Learn the Tricks to Subcontractor Scheduling
Writing out schedules and then keeping them updated requires dedication and it is one thing that too many subcontractors cut corners on. Yet, a good schedule cuts down on overhead, saves time, limits delays and reduces overtime. Certainly, subcontractor scheduling is worth learning and applying. Even the best software does not take the place of understanding how to schedule jobs because the way data is entered into the computer is critical. The following tips can get your business on track:
It is not enough for a secretary to understand and view the schedule. Everyone in your organization, starting with management, must understand and respect the process. A schedule that is not followed is a waste of time and a schedule that is only partially filled in is misleading, potentially causing more problems than if there were no schedule at all.

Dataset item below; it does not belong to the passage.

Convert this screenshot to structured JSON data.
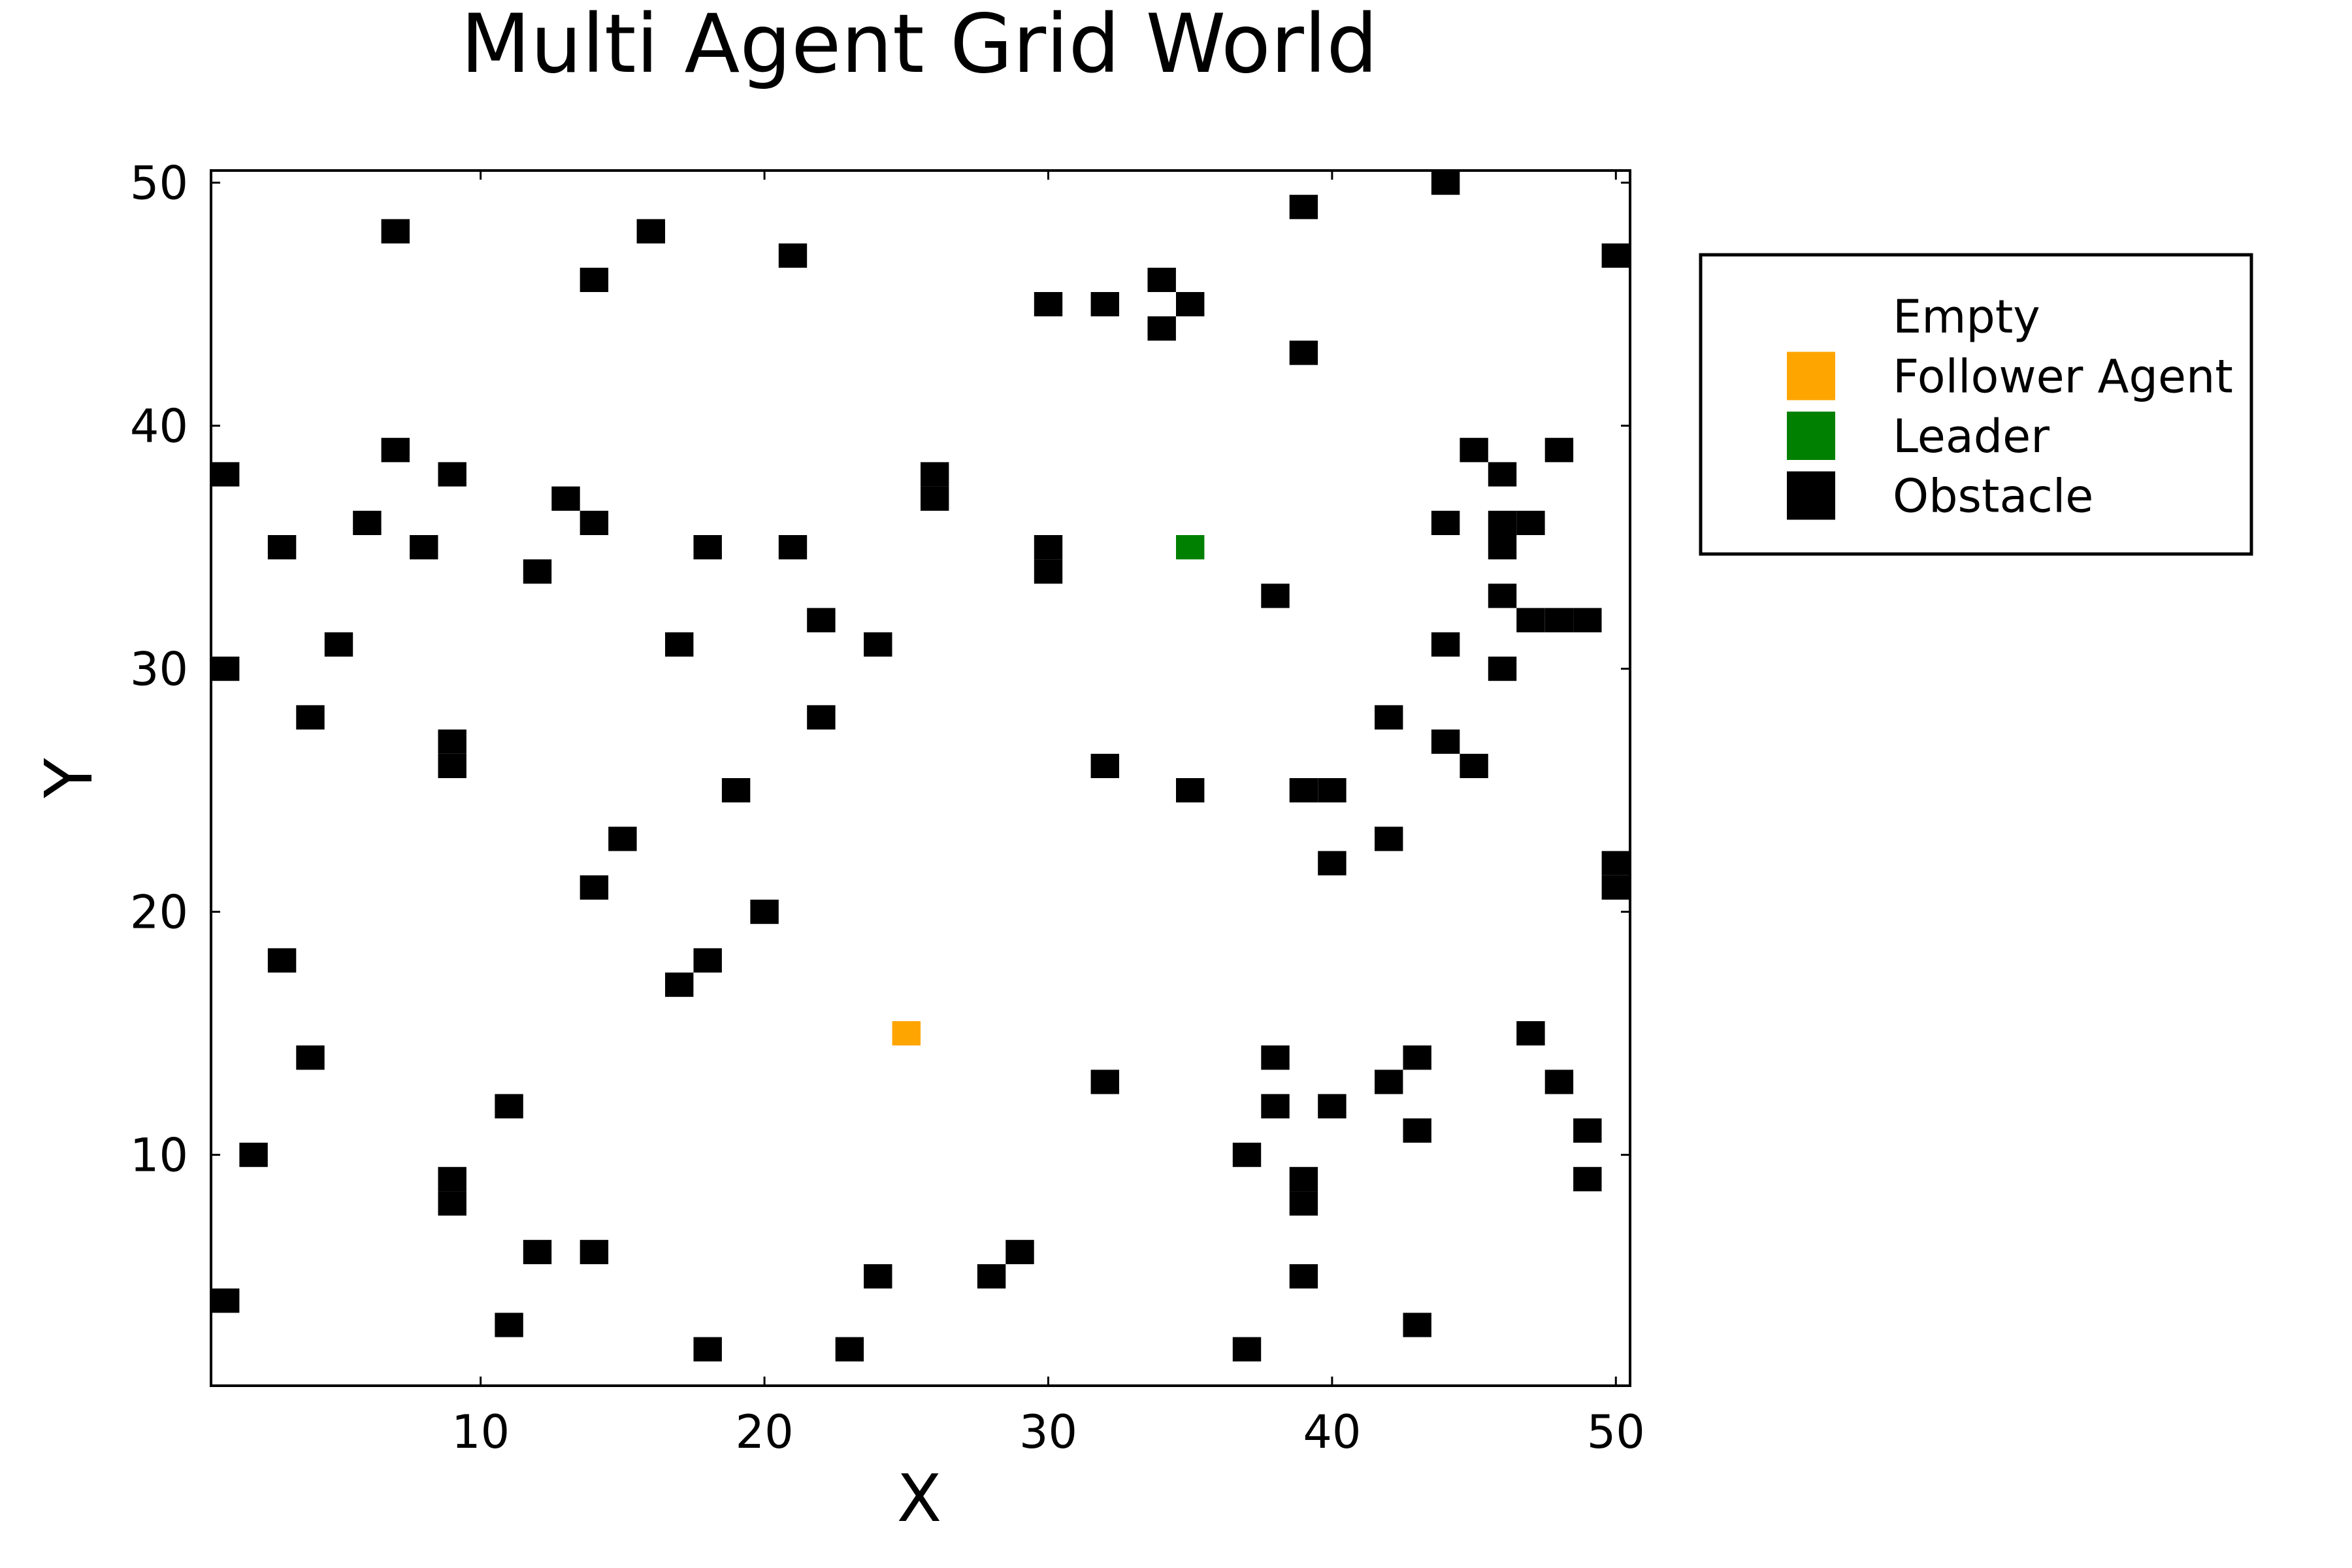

One of the best ways to accomplish buy-in is to have the scheduler work directly with management and with each team to create the schedule. As emphasis is placed on the importance of checking the schedule and fulfilling the tasks on it, everyone tends to become more conscientious about time management.
Use a Master Schedule
It is important that each crew knows what its assigned duties are in a given day, but make sure there is one master subcontractor scheduling program rather than a dozen limited schedules. In this way, you are aware of all jobs and their timelines, and there is never a question about when you are available for new projects.
Show Crew Movement
The most thorough schedule would show all resources used for every project, but this level of detail is often unsupportable. Instead of giving up on the idea of subcontractor scheduling of resources, show the movement of crews and major pieces of equipment. Make sure that cranes, fleets and other equipment shared between the crews are accounted for in each job so that you never face days where something is supposed to be in two places at once.
Update As Needed
In a perfect world, timelines would not change during jobs. However, running a subcontractor business in the real world requires flexibility. Clients change the scope of jobs in the middle and delays that are outside of your control force amendments to your initial plan. Make sure to update your schedule weekly or as changes occur. Track percentage finished, estimated timelines and actual start and completion dates.
Stay on Top of the Game
An up-to-date schedule helps you avoid missing any critical activities. It is detailed enough that you are always aware of what your day and month hold, but flexible enough to allow you to change it as your jobs change. Keeping up on subcontractor scheduling requires commitment, but it pays dividends when you are on top of the game.